Sejumlah negara Uni Eropa seperti Belgia, Prancis, Jerman, Yunani, Hongria, Finlandia, Denmark, Italia, Spanyol, Swiss, Belarus, Kroasia, Polandia, Serbia, Malta, Republik Ceko, dan Slovakia sudah memulai juga vaksinasi warga mereka. Begitu pula negara Amerika Latin seperti Argentina, Kosta Rika, Meksiko, dan Cile. Di Timur Tengah, Turki, Syprus, Arab Saudi, Kuwait, Oman, Qatar, dan sudah melakukan vaksinasi perdana.
Lalu, di Asia, Tiongkok telah melakukan vaksinasi darurat kepada tenaga militer dan tenaga kesehatan bahkan sejak Juni, setelah mereka memberika izin penggunaan terbatas pada vaksin CanSino. Namun, vaksinasi secara umum pada publik belum dilakukan.
Izin penggunaan darurat (emergency used autorization/EUA) pertama mereka berikan kepada vaksin Sinopharm pada Desember lalu. Sedangkan Sinovac, yang sudah mendapatkan EUA dari Indonesia, justru belum mengantongi EUA Tiongkok.
Menyusul Indonesia, India juga menjadi Asia sudah melakukan vaksinasi massal, setelah berhasil megembangkan vaksin mereka sendiri di bawah perusahaan Bharat Biotech. Di Asia Tenggara, Singapura menjadi negara pertama yang melakukan vaksinasi perdana. Mereka menggunakan vaksin Pfizer.
Di tahun ini, perlombaan yang disorot di seluruh penjuru dunia bukan hanya dalam pengembangan dan produksi vaksin COVID-19. Namun, kini perhatian dunia sudah lebih menuju pada perlombaan mengamankan pesanan vaksin bagi kebutuhan negara masing-masing.
Amnesty International dan beberapa organisasi lainnya yang tergabung dalam Aliansi Vaksin Rakyat (PAV) melaporkan bahwa 53 persen dari vaksin-vaksin COVID-19 yang kemanjurannya menjanjikan sudah diborong dan bahkan ditumpuk oleh negara-negara kaya, sebagaimana dilaporkan BBC, Rabu, 9 Desember 2020.
Analisis aliansi tersebut menunjukkan negara-negara kaya sudah membeli lebih dari cukup stok vaksin COVID-19 bahkan bisa melakukan tiga kali vaksinasi ke seluruh penduduknya.

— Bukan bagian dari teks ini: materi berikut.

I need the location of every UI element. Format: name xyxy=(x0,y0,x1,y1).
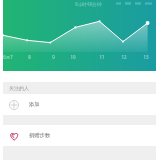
staticText: 10 xyxy=(70,54,76,60)
staticText: 关注的人 xyxy=(9,85,29,91)
staticText: 捐赠步数 xyxy=(29,132,51,139)
staticText: 12 xyxy=(121,54,127,60)
other: Add xyxy=(9,100,19,110)
staticText: 添加 xyxy=(29,101,40,108)
staticText: 9 xyxy=(52,54,55,60)
staticText: 11 xyxy=(99,54,105,60)
staticText: 9小时48分钟 xyxy=(75,1,102,7)
staticText: 8 xyxy=(28,54,31,60)
staticText: 13 xyxy=(143,54,149,60)
button[interactable]: Donate steps xyxy=(3,125,156,146)
other: Donate steps xyxy=(9,131,19,141)
button[interactable]: Add xyxy=(3,94,156,115)
staticText: 6月7 xyxy=(3,54,13,60)
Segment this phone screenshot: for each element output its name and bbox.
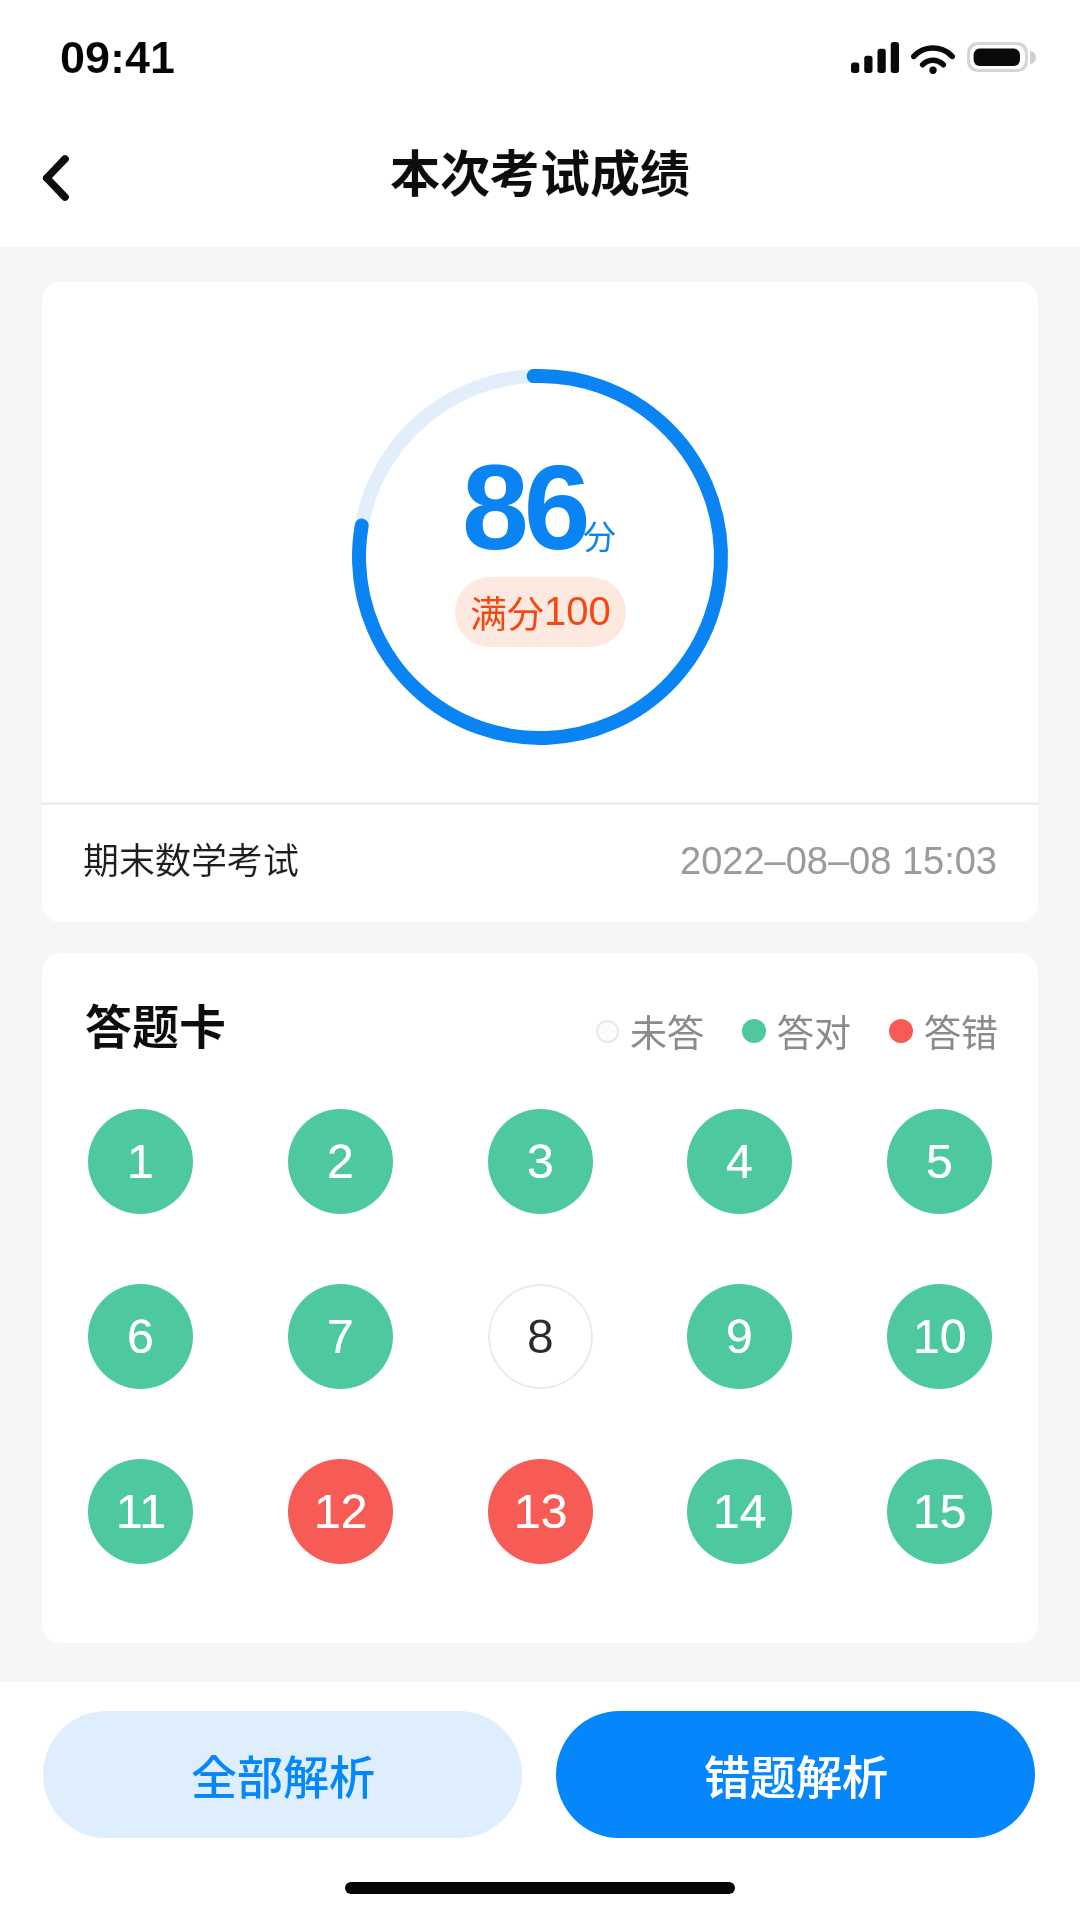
staticText: 8	[527, 1310, 554, 1364]
button[interactable]: 14	[687, 1459, 792, 1564]
button[interactable]: 11	[88, 1459, 193, 1564]
button[interactable]: 全部解析	[43, 1711, 522, 1838]
staticText: 全部解析	[191, 1741, 375, 1808]
staticText: 11	[116, 1485, 166, 1539]
button[interactable]: 7	[288, 1284, 393, 1389]
button[interactable]: 6	[88, 1284, 193, 1389]
staticText: 答错	[924, 1004, 998, 1058]
staticText: 09:41	[60, 32, 176, 82]
staticText: 4	[726, 1135, 753, 1189]
button[interactable]: 1	[88, 1109, 193, 1214]
staticText: 7	[327, 1310, 354, 1364]
staticText: 10	[913, 1310, 967, 1364]
staticText: 本次考试成绩	[390, 134, 690, 206]
button[interactable]: 12	[288, 1459, 393, 1564]
button[interactable]: Back	[12, 134, 100, 222]
button[interactable]: 2	[288, 1109, 393, 1214]
staticText: 1	[127, 1135, 154, 1189]
button[interactable]: 3	[488, 1109, 593, 1214]
button[interactable]: 15	[887, 1459, 992, 1564]
staticText: 答对	[777, 1004, 851, 1058]
button[interactable]: 9	[687, 1284, 792, 1389]
staticText: 答题卡	[85, 989, 226, 1057]
staticText: 13	[514, 1485, 568, 1539]
staticText: 2	[327, 1135, 354, 1189]
staticText: 9	[726, 1310, 753, 1364]
staticText: 2022–08–08 15:03	[680, 840, 997, 882]
button[interactable]: 4	[687, 1109, 792, 1214]
button[interactable]: 10	[887, 1284, 992, 1389]
button[interactable]: 错题解析	[556, 1711, 1035, 1838]
staticText: 未答	[630, 1004, 704, 1058]
staticText: 12	[314, 1485, 368, 1539]
staticText: 分	[583, 511, 616, 559]
staticText: 86	[462, 440, 586, 574]
staticText: 期末数学考试	[83, 832, 300, 884]
staticText: 15	[913, 1485, 967, 1539]
staticText: 6	[127, 1310, 154, 1364]
button[interactable]: 13	[488, 1459, 593, 1564]
staticText: 5	[926, 1135, 953, 1189]
staticText: 满分	[470, 585, 544, 639]
button[interactable]: 8	[488, 1284, 593, 1389]
button[interactable]: 5	[887, 1109, 992, 1214]
staticText: 100	[544, 589, 611, 634]
staticText: 错题解析	[704, 1741, 888, 1808]
staticText: 3	[527, 1135, 554, 1189]
staticText: 14	[713, 1485, 767, 1539]
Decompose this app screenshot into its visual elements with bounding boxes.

Kanada contohnya, memesan stok vaksin untuk semua warganya hingga bisa melakukan lima kali vaksinasi. Israel diberitakan bahkan bisa melakukan 10 kali vaksinasi untuk setiap warganya dengan jumlah stok vaksin yang mereka pesan.
Fakta ini mengkhawatirkan karena negara-negara dengan berpendapatan rendah tidak akan mampu memberikan vaksin bagi semua warganya. Menurut penghitungan Aliansi Vaksin Rakyat, negara berpendapatan rendah hanya mampu melakukan vaksinasi terhadap 1 dari 10 warga mereka.
Badan Kesehatan Dunia (WHO) melakukan berbagai upaya agar semua negara bisa memperoleh vaksin COVID-19. Salah satunya melalui insitusi Global Alliance for Vaccine and Immunization (Gavi) dalam COVAX Facility. Bersama Coalition for Epidemic Preparedness Innovations (CEPI), Gavi membentuk COVAX Facility.
COVAX adalah terobosan kolaborasi global yang bertujuan mempercepat pengembangan dan pembuatan vaksin COVID-19, serta menjamin akses yang adil dan merata bagi setiap negara di dunia. Indonesia telah tergabung di COVAX sejak akhir tahun lalu dan menjadikan ini menjadi solusi pengadaan vaksin melalui jalur multilateral, selain jalur bilateral dengan perusahaan pengembang vaksin langsung.